Representatives of the ACE Committee also attended two other public hearings
on the Guide that were held in Irvine, CA (October) and Chicago, IL
(November). The comprehensive APS position statement was submitted in
January, 2009. The Guide update is expected to take about two years with the
updated Guide completed in September 2010.
Transition team
recommendations: In January 2009, the APS contributed recommendations to the
Obama administration transition team’s NIH review committee. The APS urged
the new administration to publicly acknowledge the need for research
involving animal models of disease and to provide protection to researchers
engaged in these activities.
Concerns about a
presidential appointee: The APS raised concerns about President Obama’s
selection of Cass R. Sunstein as the Administrator of the Office of
Information and Regulatory Analysis. On February 12, 2009, APS wrote to John
Holdren, the Director-Designate of the Office of Science and Technology
Policy, about Sunstein’s position that animals should be granted legal
rights and that the use of animals in research requires additional
regulatory restrictions. On May 19, 2009, APS wrote to Chairman Joseph
Lieberman and Ranking Member Susan Collins of the Senate Committee on
Homeland Security and Government Affairs, requesting further clarification
of Sunstein’s views on these subjects prior to his confirmation.
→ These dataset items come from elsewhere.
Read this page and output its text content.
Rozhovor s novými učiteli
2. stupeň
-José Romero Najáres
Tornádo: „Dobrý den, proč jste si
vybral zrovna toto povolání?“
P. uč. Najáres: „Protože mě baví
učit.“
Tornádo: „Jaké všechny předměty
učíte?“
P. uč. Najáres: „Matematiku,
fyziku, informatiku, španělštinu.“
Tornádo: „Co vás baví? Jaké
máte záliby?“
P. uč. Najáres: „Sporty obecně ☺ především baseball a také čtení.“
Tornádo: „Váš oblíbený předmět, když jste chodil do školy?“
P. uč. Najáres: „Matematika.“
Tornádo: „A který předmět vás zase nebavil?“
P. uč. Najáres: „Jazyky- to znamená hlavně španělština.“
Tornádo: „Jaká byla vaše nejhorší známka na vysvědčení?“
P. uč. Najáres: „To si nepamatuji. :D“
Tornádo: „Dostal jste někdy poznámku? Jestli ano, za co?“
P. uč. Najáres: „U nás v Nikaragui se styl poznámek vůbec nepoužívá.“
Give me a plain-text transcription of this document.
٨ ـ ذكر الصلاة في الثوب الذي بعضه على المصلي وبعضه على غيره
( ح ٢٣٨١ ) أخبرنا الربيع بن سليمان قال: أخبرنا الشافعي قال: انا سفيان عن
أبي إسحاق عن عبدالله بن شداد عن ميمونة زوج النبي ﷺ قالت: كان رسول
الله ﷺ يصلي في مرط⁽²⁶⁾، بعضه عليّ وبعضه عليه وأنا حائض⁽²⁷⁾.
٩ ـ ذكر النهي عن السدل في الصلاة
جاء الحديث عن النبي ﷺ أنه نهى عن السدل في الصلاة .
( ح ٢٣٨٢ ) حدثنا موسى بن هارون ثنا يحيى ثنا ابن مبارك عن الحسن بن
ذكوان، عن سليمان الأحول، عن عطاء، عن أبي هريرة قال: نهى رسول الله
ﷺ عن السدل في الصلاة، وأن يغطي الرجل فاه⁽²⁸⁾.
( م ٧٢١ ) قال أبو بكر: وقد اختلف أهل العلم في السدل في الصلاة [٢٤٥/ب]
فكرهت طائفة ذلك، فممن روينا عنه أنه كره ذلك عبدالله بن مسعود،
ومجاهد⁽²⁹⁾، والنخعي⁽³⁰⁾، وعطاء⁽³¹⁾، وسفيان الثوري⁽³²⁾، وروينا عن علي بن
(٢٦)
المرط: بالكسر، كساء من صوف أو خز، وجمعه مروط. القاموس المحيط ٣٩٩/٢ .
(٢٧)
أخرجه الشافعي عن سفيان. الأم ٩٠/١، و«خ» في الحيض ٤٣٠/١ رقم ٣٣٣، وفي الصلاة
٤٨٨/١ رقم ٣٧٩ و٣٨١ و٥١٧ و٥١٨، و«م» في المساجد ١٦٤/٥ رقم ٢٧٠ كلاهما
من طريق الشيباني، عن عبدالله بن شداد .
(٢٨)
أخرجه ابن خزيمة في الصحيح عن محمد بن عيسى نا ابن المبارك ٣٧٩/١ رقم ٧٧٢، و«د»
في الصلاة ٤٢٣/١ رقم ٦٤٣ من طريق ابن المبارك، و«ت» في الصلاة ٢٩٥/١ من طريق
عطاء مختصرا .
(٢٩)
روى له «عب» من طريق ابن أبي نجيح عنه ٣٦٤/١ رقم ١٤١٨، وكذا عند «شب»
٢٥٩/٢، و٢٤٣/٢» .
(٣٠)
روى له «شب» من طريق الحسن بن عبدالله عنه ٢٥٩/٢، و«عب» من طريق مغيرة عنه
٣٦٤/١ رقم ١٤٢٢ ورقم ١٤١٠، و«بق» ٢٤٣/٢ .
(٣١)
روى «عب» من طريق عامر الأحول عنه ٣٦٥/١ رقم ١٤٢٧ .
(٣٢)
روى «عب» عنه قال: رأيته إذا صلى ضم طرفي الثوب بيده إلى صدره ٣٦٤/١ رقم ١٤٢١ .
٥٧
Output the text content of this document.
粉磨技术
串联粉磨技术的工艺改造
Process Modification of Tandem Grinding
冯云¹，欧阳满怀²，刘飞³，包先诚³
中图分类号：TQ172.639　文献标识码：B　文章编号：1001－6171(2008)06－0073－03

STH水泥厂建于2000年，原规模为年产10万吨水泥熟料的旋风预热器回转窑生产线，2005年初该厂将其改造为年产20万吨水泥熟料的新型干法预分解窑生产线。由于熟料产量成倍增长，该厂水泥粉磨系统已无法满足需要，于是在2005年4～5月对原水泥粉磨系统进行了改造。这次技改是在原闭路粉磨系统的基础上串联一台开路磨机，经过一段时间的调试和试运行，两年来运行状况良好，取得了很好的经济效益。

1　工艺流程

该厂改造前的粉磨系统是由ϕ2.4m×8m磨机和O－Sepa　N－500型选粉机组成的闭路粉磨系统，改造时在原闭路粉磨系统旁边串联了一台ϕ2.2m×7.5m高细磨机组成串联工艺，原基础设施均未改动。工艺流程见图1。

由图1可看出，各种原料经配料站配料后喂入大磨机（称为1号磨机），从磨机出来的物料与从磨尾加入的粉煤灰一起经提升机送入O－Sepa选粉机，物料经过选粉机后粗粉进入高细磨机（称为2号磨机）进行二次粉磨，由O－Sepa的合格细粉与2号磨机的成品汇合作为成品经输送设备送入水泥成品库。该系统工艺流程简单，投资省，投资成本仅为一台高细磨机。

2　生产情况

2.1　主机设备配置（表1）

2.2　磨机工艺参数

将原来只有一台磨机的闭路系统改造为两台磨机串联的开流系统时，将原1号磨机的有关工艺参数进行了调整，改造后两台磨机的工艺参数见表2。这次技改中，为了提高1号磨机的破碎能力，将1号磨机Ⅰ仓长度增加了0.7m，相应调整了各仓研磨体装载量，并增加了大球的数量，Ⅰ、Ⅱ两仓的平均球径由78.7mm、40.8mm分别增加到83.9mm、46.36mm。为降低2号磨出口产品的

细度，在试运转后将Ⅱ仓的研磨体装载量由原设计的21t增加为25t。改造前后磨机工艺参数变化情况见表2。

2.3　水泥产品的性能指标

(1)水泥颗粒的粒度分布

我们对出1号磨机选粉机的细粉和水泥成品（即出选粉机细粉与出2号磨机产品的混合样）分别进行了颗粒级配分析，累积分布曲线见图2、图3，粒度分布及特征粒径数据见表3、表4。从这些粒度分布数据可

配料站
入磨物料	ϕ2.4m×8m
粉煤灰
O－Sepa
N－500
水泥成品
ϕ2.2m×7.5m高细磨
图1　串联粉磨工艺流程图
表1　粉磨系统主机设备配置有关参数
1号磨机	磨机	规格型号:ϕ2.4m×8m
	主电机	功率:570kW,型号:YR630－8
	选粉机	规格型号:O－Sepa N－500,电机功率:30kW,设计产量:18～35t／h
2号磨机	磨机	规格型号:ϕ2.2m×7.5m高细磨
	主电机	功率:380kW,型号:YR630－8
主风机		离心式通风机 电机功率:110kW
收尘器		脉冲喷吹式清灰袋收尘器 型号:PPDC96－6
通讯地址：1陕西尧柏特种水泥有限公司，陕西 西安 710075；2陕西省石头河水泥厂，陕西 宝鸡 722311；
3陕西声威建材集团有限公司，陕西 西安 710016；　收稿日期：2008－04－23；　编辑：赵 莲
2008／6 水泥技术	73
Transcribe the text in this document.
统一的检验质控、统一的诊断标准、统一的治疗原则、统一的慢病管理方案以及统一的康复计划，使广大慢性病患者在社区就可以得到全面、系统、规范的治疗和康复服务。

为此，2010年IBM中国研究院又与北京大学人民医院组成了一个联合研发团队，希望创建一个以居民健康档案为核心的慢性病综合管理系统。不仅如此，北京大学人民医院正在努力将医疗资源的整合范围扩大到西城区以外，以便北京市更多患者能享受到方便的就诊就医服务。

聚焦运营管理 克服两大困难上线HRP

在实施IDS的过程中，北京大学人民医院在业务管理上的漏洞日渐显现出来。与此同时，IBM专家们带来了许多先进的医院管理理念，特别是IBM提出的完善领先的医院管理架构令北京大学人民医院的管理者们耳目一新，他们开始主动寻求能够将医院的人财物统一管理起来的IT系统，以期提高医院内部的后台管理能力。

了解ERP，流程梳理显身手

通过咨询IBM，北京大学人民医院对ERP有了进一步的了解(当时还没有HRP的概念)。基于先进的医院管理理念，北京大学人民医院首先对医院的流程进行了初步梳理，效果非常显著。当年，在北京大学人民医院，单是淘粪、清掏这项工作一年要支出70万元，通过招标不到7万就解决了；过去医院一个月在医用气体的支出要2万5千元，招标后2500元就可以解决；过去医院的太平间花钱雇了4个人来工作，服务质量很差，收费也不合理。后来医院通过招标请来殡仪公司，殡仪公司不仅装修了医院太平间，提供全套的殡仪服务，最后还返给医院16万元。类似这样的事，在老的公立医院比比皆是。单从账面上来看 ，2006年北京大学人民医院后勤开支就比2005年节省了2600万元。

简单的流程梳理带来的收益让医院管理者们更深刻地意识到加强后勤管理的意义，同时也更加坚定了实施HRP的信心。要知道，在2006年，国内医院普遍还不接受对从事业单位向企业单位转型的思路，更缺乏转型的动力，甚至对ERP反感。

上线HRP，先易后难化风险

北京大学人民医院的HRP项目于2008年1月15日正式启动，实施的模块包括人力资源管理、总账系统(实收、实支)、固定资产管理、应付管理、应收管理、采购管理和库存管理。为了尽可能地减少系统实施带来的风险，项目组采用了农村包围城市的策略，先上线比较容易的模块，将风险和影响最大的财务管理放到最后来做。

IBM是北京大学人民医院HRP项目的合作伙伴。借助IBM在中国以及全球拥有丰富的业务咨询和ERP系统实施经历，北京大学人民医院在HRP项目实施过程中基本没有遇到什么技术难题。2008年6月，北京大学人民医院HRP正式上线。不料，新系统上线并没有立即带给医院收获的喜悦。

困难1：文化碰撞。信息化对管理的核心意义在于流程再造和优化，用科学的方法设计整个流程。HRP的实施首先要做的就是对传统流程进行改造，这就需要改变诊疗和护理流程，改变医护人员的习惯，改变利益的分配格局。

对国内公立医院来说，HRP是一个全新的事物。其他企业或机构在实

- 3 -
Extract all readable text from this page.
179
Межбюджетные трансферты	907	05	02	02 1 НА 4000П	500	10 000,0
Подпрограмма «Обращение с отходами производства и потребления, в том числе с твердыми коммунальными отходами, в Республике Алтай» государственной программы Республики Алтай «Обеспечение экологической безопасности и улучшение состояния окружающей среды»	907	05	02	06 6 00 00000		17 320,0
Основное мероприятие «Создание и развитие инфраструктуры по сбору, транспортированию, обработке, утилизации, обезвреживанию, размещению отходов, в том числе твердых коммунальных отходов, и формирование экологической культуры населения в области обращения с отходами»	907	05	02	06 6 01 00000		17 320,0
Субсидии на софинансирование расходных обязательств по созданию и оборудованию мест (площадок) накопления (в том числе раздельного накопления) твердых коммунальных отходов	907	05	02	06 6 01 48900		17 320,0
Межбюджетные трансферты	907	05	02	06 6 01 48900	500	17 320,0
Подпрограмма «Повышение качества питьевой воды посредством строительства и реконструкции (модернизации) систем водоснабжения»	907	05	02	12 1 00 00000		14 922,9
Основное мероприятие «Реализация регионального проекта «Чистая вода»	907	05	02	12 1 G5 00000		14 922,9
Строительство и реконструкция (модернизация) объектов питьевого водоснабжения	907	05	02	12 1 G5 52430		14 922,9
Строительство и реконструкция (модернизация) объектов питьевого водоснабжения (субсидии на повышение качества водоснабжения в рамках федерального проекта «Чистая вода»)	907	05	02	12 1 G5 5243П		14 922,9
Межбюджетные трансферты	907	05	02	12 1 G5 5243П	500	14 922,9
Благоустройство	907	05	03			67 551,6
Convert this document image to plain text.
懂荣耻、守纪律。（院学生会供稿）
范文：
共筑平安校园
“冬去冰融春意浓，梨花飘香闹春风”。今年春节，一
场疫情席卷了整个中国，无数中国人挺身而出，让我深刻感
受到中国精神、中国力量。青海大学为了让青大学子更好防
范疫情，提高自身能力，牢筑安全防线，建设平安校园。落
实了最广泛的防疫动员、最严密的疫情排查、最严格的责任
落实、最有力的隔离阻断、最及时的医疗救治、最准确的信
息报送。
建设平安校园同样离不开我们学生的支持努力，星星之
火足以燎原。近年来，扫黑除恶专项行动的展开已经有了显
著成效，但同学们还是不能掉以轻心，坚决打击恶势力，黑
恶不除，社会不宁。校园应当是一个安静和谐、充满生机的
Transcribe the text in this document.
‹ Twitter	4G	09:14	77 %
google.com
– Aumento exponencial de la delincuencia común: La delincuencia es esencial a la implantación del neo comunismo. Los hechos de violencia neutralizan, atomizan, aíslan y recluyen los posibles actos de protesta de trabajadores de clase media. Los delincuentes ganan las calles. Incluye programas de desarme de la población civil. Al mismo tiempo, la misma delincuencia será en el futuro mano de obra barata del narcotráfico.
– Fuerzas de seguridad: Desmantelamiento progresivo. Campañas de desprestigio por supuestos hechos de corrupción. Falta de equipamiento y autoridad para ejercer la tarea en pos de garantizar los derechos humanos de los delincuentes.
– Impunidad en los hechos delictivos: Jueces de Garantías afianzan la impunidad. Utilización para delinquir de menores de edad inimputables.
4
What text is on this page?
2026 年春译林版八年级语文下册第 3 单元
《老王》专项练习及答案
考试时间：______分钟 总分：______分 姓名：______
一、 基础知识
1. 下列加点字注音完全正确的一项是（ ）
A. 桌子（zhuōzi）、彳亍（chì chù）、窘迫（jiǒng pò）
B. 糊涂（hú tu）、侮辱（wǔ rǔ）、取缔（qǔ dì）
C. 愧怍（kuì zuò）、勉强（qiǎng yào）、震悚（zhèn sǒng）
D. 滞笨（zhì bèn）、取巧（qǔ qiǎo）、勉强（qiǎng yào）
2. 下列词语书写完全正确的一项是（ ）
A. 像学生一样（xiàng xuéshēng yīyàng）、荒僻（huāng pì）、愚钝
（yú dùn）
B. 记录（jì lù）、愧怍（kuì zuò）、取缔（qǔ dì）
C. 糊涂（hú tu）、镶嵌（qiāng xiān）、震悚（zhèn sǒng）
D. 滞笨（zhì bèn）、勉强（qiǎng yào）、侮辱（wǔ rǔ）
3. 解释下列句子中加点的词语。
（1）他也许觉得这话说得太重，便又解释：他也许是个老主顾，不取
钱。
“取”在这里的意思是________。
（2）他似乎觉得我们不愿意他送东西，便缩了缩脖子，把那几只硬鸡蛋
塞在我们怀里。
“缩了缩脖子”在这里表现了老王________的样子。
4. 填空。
Although
the Senate Homeland Security Committee supported his nomination, but a vote
on his confirmation was delayed until at least September because several
Republican Senators were concerned by Sunstein’s positions on agriculture,
animal rights, and hunting.
Clarifying OLAW
requirements: The ACE Committee wrote a letter to the editor that was
published in the February 2009 issue of Lab Animal. The letter challenged a
column about protocol review that appeared in the June 2008 issue in which
several commentators voiced the opinion that IACUCs are required to
re-review every instance in which an investigator performs fewer procedures
than were contained in the original protocol. The APS letter argued that
since experimental work is inherently dynamic, re-review should not be
required for minor protocol deviations that have no impact on animal
welfare. NIH’s Office of Laboratory Animal Welfare (OLAW) published a
companion letter in the same issue of Lab Animal stating that it leaves to
the IACUC to “clearly define and communicate to investigators what it
considers to be a significant change, or its mechanism for determining
significance.”
Random source dogs and
cats: The ACE Committee is reviewing the recommendations of the ILAR
Committee on Scientific and Humane Issues in the Use of Random Source Dogs
and Cats in Research. This report found strong evidence of an ongoing need
for random source dogs and cats animals in several important areas of NIH-funded
research. However, due to continuing problems with Animal Welfare Act
enforcement, the panel also called for the replacement of Class B dealers
with other sources of supply for these animals. This recommendation was
tempered with an acknowledgement that it may be difficult to obtain certain
kinds of animals from sources other than Class B dealers.
EB 2010: The ACE
Committee will sponsor a public affairs symposium slot at EB 2010 in Anaheim
on Trends in Animal Rights Activism and Extremism. Speakers will include
UCLA Senior Counsel Amy Blum (Federal Freedom of Information Act and
California’s open records law); Univ. of Iowa Director of Animal Resources
Paul Cooper (How institutions should respond to an animal rights attack);
and UCLA researcher and US Pro-Test founder David Jentsch (Responding to
threats against science by going on the offense).